Orang Jipang itu dapat
memahami sepenuhnya kata-kata Ki Gede Pemanahan. Ia pernah mendengar pula
ucapan-ucapan seperti itu dari pemimpin-pemimpinnya. Ia tidak akan menyesal
akan hukuman yang harus dijalani. Tetapi ia tahu pasti kapan hukumannya itu
akan berakhir. Dan ia tahu pasti, bahwa menilik sikap dan perbuatan para
pemimpin prajurit Pajang, maka setiap hukuman pasti akan dilakukan di atas
dasar-dasar peri-kemanusiaan yang adil dan tidak melanggar pancaran sinar cinta
kasih dari Tuhan Yang Maha Besar.
“Ya, Tuhan Maha Besar dan Maha
Murah.”
Orang Jipang itu terkejut
mendengar suara angan-angannya sendiri. Sudah terlampau lama ia tidak sempat
mengucapkannya. Tiba-tiba kalimat itu diulang-ulangnya di dalam hati. “Tuhan
Maha Besar dan Maha Murah” dan hatinya pun menjadi tenteram. Seandainya orang-orang
Pajang ingkar janji, memotong kepala mereka seperti menebas ilalang karena
mereka sudah tidak bersenjata, maka kini ia telah menemukan kedamaian abadi di
dalam dirinya. “Tuhan Maha Besar dan Maha Murah.”
Orang Jipang itu mengangkat
kepalanya ketika ia mendengar Ki Gede Pemanahan bertanya, “Kenapa kau tepekur?

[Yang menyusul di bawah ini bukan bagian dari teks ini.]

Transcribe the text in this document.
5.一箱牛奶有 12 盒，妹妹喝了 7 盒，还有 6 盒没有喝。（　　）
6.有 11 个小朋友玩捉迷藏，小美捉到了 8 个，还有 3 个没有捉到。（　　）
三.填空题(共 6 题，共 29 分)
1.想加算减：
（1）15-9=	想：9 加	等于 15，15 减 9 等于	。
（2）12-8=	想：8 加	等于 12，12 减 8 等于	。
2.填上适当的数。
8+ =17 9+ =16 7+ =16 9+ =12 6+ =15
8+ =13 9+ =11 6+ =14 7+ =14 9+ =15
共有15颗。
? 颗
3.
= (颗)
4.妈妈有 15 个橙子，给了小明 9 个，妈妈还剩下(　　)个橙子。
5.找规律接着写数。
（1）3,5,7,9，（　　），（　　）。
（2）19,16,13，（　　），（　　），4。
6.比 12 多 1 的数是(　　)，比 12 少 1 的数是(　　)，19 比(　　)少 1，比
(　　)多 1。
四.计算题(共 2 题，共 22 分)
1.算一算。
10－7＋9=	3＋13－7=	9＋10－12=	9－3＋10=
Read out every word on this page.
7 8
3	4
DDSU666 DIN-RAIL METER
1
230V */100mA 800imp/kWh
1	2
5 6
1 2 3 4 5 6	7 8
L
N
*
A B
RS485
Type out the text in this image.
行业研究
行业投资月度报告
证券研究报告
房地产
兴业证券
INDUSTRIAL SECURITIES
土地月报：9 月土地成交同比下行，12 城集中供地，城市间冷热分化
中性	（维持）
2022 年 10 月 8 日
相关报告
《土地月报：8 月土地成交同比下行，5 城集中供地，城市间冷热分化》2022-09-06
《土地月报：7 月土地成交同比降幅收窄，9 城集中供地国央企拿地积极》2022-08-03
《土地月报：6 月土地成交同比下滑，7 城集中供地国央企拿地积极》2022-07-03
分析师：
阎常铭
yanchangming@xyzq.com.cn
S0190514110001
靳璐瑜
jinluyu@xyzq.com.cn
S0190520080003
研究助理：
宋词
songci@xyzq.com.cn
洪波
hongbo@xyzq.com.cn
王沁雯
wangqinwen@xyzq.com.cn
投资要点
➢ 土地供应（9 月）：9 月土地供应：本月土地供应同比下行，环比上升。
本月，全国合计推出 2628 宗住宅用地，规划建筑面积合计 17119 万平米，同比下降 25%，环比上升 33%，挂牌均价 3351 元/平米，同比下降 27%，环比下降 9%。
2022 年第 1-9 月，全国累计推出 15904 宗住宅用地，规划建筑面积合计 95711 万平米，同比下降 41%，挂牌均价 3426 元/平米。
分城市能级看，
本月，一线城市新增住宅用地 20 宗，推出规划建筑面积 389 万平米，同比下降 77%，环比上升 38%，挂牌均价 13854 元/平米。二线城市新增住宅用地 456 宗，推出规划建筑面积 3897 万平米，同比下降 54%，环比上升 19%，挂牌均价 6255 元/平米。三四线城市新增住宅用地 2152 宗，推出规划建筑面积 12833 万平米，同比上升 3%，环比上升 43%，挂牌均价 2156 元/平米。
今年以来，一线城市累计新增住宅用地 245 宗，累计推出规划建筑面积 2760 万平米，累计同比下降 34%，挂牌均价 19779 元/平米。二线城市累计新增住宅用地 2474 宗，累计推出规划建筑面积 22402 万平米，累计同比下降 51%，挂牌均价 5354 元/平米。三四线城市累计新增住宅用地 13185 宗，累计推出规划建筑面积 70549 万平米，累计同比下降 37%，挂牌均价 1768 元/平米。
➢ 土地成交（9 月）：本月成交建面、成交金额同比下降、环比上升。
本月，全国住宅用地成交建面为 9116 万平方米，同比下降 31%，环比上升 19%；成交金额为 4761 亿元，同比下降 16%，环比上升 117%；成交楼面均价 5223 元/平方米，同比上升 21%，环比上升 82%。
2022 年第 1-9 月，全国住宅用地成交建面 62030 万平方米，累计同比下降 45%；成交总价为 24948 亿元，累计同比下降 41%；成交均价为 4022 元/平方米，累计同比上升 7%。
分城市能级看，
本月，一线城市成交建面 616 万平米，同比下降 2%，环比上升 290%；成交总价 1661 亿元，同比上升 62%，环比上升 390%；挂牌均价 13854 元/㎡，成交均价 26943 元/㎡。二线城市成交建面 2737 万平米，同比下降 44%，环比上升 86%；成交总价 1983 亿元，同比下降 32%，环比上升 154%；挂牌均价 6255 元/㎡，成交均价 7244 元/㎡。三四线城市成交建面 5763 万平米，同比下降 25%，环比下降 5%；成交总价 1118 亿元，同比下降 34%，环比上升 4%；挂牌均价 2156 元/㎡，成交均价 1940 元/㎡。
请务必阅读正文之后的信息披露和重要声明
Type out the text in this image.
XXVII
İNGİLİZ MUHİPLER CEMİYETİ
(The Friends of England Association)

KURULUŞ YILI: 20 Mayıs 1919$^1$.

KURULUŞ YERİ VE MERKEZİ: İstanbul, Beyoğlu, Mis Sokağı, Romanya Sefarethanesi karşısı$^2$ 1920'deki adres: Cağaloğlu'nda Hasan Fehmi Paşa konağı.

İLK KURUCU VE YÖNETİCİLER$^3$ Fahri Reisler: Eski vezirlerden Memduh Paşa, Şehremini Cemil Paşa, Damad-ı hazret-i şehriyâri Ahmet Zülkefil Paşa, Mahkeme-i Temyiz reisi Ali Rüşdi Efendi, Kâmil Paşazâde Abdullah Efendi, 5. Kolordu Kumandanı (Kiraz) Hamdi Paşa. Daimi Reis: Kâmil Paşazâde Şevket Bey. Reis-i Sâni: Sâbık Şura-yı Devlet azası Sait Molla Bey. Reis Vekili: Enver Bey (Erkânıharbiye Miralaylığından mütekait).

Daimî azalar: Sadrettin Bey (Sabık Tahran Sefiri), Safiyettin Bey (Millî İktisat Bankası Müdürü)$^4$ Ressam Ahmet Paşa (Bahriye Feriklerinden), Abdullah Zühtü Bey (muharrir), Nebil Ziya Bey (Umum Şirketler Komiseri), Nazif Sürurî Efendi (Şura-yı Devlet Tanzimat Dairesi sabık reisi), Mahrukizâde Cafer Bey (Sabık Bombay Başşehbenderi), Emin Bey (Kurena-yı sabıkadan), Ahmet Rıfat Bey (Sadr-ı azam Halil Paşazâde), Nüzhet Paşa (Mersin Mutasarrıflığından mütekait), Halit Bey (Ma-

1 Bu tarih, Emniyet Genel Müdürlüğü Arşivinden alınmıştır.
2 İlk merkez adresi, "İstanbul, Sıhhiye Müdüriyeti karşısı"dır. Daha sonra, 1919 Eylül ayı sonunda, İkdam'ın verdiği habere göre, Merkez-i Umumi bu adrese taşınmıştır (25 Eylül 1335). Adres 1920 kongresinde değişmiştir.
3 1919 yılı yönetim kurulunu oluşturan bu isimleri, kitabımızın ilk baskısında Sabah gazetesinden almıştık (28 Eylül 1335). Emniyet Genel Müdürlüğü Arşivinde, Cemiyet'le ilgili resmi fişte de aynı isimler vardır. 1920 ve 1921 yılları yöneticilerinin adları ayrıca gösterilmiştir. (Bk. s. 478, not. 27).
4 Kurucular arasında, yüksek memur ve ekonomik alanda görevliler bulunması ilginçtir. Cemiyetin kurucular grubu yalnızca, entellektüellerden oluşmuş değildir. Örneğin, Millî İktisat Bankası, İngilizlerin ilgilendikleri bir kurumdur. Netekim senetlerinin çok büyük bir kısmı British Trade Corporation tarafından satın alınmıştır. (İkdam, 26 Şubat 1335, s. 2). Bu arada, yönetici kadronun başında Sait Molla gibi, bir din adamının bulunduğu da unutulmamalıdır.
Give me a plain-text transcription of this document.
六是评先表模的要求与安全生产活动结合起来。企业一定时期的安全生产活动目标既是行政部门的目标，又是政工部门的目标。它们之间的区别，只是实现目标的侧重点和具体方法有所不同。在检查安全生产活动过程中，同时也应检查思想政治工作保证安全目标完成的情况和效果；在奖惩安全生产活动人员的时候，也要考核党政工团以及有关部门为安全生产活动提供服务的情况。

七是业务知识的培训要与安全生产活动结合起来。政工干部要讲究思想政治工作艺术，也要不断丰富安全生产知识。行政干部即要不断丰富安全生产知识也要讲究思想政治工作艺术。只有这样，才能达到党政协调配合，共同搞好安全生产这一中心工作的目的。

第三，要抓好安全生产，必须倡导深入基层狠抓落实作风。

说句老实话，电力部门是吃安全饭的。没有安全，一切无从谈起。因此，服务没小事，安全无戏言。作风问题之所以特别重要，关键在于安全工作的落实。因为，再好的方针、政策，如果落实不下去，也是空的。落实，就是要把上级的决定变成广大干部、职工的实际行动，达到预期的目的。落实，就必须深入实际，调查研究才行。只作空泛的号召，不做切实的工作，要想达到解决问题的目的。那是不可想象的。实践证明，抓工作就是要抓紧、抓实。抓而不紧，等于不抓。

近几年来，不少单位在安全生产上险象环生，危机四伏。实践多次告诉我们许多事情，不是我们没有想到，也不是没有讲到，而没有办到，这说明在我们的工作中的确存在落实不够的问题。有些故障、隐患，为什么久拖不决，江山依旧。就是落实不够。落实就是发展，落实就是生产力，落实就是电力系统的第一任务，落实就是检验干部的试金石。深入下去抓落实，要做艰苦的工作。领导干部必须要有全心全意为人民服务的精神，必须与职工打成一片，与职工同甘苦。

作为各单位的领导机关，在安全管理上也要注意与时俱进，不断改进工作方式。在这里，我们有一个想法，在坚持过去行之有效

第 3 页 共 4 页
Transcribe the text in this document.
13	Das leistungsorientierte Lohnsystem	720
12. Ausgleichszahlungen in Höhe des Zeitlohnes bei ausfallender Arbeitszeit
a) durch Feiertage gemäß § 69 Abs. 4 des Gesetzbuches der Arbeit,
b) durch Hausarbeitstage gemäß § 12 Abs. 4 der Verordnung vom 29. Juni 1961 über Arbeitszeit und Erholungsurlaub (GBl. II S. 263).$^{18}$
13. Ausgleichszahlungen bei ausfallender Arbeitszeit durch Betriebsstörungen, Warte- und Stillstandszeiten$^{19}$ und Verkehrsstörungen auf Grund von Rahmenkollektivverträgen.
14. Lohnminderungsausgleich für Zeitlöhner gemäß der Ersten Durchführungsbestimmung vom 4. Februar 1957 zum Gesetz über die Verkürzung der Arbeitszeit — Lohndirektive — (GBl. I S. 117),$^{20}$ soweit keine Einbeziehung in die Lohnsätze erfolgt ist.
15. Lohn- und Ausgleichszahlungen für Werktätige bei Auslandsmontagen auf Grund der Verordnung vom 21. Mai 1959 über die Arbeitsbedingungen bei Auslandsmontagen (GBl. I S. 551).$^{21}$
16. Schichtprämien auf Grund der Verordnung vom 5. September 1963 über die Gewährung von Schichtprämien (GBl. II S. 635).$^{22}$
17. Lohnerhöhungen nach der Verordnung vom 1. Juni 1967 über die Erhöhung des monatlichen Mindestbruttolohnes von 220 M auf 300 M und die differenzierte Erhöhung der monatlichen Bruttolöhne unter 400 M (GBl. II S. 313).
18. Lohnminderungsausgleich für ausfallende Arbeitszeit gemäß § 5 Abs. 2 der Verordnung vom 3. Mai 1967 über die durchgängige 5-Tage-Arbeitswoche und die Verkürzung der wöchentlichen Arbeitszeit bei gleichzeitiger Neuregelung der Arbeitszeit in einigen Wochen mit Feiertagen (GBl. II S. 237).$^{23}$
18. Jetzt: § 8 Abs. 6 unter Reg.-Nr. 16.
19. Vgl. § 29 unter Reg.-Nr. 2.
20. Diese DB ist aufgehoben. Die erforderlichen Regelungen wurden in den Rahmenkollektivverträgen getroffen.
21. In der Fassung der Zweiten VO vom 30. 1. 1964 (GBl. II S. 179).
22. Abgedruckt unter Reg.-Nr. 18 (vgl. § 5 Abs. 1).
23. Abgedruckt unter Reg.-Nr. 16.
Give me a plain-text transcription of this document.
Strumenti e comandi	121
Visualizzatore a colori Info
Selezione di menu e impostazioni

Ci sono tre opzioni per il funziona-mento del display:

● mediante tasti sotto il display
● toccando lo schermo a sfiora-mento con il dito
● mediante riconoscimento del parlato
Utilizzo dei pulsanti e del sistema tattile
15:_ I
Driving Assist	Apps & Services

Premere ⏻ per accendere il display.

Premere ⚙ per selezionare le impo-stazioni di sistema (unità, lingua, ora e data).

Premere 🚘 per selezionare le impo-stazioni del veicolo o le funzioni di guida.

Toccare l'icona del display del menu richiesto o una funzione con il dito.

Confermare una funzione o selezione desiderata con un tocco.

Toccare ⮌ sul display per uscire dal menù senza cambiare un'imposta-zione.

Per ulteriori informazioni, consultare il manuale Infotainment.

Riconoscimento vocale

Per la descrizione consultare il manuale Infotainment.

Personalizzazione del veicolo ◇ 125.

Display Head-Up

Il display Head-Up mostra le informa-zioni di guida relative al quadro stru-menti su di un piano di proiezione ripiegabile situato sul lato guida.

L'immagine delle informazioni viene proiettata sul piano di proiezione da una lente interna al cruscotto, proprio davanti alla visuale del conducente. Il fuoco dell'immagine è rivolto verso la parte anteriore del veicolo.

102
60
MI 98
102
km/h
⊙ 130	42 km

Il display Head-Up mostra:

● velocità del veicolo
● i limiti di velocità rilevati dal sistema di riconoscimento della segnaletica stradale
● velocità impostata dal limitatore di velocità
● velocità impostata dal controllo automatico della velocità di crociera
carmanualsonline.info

Apakah kau menyesal mendengar bahwa kau harus bertanggung jawab atas semua
perbuatanmu berdasarkan hukum yang berlaku?”
Orang itu menggelengkan
kepalanya. Ketika ia mengangkat wajahnya Ki Gede Pemanahan menjadi heran. Wajah
itu telah menjadi berbeda benar dengan wajah sebelumnya. Dengan tatag dan teguh
ia menjawab, “Tidak Ki Gede. Aku akan melakukan setiap hukuman. Hukuman kerja
paksa ataupun kami sekeluarga harus menyingkir dari Demak untuk tinggal di
daerah-daerah terpencil. Di hutan-hutan Mentaok atau di hutan-hutan sekitar
Pati, Kami tidak akan selak meskipun kami akan dihukum mati.”
“He?,” berkata Ki Gede
Pemanahan heran. “Sikapmu tiba-tiba berubah. Apakah yang terjadi di dalam
dirimu?”
“Aku menemukan ketenangan di
dalam menyebut nama Tuhan Yang Maha Pengasih dan Penyayang, Tuhan Yang Maha
Besar dan Maha Murah.”
Ki Gede Pemanahan menepuk bahu
orang Jipang itu. Sambil mengangguk-anggukkan kepalanya ia berkata, “Kau telah
menemukan sumber hidupmu kembali. Genggamlah kedamaian itu di dalam hatimu.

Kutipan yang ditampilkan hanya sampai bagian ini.